Reinforcement learning, which spurs AI to complete goals using rewards or punishments, is a form of training that’s led to gains in robotics, speech synthesis, and more. Unfortunately, it’s data-intensive, which motivated research teams — one from Google Brain (one of Google’s AI research divisions) and the other from Alphabet’s DeepMind — to prototype more efficient means of executing it. In a pair of preprint papers, the researchers propose Adaptive Behavior Policy Sharing (ABPS), an algorithm that allows the sharing of experience adaptively selected from a pool of AI agents, and a framework — Universal Value Function Approximators (UVFA) — that simultaneously learns directed exploration policies with the same AI, with different trade-offs between exploration and exploitation.

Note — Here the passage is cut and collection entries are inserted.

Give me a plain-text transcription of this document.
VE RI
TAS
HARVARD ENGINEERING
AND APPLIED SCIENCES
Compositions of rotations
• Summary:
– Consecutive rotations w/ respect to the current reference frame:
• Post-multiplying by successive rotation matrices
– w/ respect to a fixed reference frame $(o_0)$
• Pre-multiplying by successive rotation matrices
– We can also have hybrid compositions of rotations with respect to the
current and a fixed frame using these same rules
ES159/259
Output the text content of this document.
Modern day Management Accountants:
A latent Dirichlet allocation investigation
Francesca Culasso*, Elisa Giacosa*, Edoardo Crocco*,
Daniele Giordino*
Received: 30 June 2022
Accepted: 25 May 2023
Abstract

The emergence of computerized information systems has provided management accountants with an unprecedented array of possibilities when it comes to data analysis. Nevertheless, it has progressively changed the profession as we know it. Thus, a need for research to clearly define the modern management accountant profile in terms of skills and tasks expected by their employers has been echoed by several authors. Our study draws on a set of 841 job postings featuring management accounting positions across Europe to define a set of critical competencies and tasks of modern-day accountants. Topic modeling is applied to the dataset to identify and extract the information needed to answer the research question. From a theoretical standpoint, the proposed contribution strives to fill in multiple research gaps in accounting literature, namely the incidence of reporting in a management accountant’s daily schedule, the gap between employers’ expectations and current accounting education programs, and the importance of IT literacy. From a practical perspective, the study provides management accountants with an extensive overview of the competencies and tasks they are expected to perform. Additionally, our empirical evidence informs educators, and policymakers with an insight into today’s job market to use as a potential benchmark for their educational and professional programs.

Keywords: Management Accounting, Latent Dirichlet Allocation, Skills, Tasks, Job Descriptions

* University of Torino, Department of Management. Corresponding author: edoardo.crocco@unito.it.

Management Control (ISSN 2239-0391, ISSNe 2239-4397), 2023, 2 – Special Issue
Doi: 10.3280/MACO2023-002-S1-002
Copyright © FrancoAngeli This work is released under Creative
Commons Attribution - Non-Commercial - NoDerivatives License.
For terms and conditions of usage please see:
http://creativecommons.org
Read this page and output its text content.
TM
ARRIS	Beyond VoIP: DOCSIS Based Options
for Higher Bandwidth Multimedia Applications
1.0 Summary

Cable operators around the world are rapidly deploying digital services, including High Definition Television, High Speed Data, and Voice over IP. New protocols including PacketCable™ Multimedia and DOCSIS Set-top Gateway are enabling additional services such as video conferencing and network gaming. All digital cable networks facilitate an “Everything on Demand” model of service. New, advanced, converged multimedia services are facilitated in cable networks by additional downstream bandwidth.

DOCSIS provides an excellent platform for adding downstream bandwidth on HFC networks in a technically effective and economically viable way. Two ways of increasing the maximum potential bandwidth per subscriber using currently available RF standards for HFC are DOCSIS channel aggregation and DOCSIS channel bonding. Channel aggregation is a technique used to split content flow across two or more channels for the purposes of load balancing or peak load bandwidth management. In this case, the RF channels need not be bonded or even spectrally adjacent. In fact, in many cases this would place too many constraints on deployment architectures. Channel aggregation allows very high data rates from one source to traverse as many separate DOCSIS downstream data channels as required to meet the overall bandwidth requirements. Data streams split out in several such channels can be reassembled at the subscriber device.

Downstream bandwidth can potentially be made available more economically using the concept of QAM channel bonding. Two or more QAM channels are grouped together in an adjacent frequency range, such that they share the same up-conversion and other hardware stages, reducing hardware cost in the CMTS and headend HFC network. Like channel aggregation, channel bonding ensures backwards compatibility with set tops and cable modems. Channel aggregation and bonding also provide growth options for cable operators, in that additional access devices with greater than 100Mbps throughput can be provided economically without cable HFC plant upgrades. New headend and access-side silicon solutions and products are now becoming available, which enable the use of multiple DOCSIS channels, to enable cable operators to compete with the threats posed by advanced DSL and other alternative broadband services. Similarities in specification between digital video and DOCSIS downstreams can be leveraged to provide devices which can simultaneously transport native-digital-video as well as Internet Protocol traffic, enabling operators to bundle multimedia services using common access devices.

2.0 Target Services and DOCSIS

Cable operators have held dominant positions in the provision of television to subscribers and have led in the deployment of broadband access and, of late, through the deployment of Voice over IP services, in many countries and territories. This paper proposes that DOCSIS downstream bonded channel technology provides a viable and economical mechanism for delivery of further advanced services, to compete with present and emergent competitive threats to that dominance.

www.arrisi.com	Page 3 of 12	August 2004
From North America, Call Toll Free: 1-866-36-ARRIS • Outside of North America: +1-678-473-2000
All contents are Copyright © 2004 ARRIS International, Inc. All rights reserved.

The teams claim ABPS achieves superior performance in several Atari games, reducing variance on top agents by 25%. As for UVFA, it doubles the performance of base agents in “hard exploration” in many of the same games while maintaining a high score across the remaining games; it’s the first algorithm to achieve a high score in Pitfall without human demonstrations or hand-crafted features.
As the researchers explain, reinforcement learning faces practical constraints in real-world applications because it’s often expensive and time-consuming to perform, computationally speaking. The tuning of hyperparameters — parameters whose values are set before the learning process begins — are the key to optimizing algorithms in reinforcement learning, but they require data collection through interactions with the environment.
ABPS aims to expedite this by allowing experience sharing from a behavior policy (i.e., a state-action mapping, where a “state” represents the state of the world and an “action” refers to which action should be taken) selected from several agents trained with different hyperparameters. Specifically, it incorporates a reinforcement learning agent that selects an action from a legal set according to a policy, after which it receives a reward and an observation that’s determined by the next state.
Training the aforementioned agent involves generating a set of hyperparameters, where a pool of AI architectures and optimization hyperparameters such as learning rate, decay period, and more are selected. The goal is to find the best set such that the agent trained with that set achieves the best evaluation results, while at the same time improving data efficiency in hyperparameter tuning by training agents simultaneously and selecting only one behavior agent to be deployed as at each step.
The policy of the selected agent is used to sample actions and the transitions are stored in a shared space, which is constantly evaluated to reduce the frequency of policy selection. An ensemble of agents is obtained at the end of training, and from it, one or more top-performing agents are chosen to be deployed for serving. Instead of examining the behavior policy reward collected during training, a separate online evaluation for 50 episodes is run for every agent at each training epoch, so that the online evaluation reward reflects the performance of the agent in the pool.
In an experiment, the team trained an ensemble of four agents, with each using one of the candidate architectures on Pong and Breakout, and an ensemble of eight agents with six using variations of small architectures on Boxing. They report that ABPS methods achieved better performance on all three games and that random policy selection resulted in the same level of performance, even with the same number of environment actions as a single agent.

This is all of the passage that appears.